Consequently, compared with pre-CIT, eGFR had fallen significantly (about 20 mL/min/1.73 m2) at the time of sirolimus withdrawal in the TacMMF but not in the NoIS group. The decrease in eGFR in the TacMMF cohort continued until about three months after sirolimus withdrawal but then stabilized and remained stable at final assessment.
The eGFR remained largely unchanged after sirolimus was withdrawn in the NoIS group.
Compared with the NoIS group, the TacMMF group was older, had diabetes longer, had a lower baseline eGFR, and used more ACE inhibitors with or without angiotensin receptor blockers.

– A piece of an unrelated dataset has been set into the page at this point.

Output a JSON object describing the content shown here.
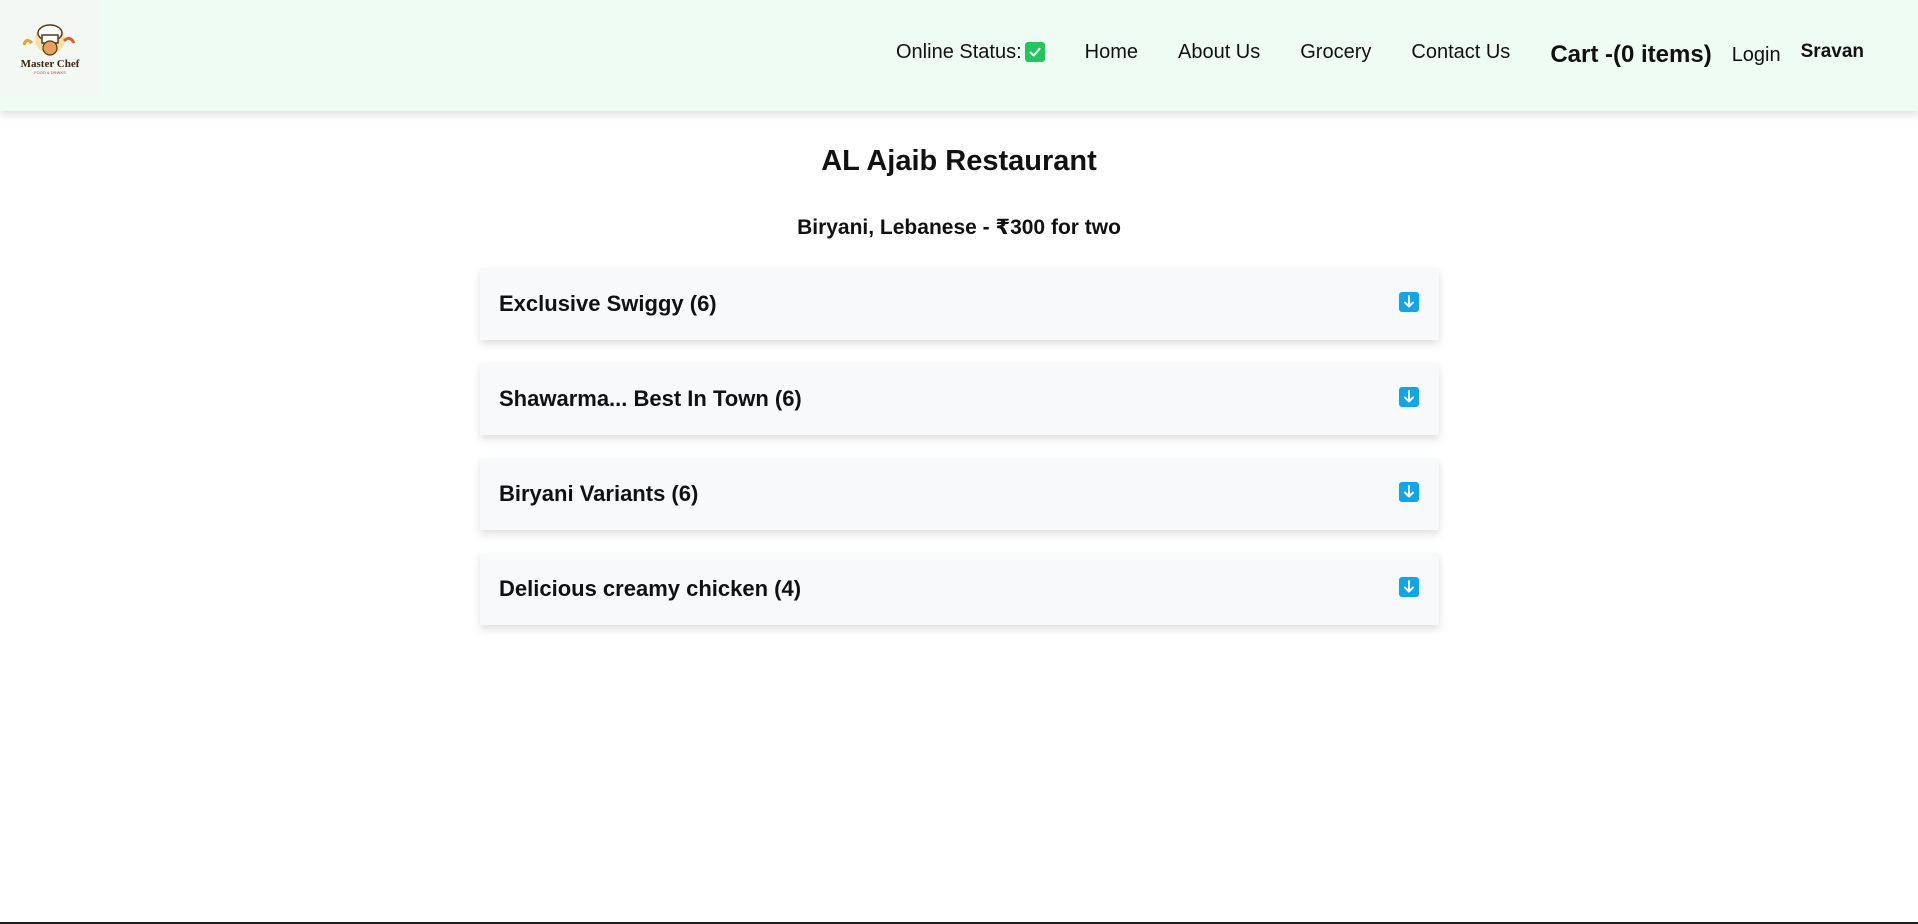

The groups were similar with respect to male-to-female ratio, weight, time to sirolimus withdrawal, systolic BP, and the number of patients with normo-, micro-, and macroalbuminuria and with retinopathy.
Seven of 34 TacMMF patients had albuminuria when evaluated at baseline. At the time sirolimus was withdrawn, 14 patients had albuminuria (seven new cases), nine of which were progressing, according to investigators. Regression eventually occurred in seven of nine patients.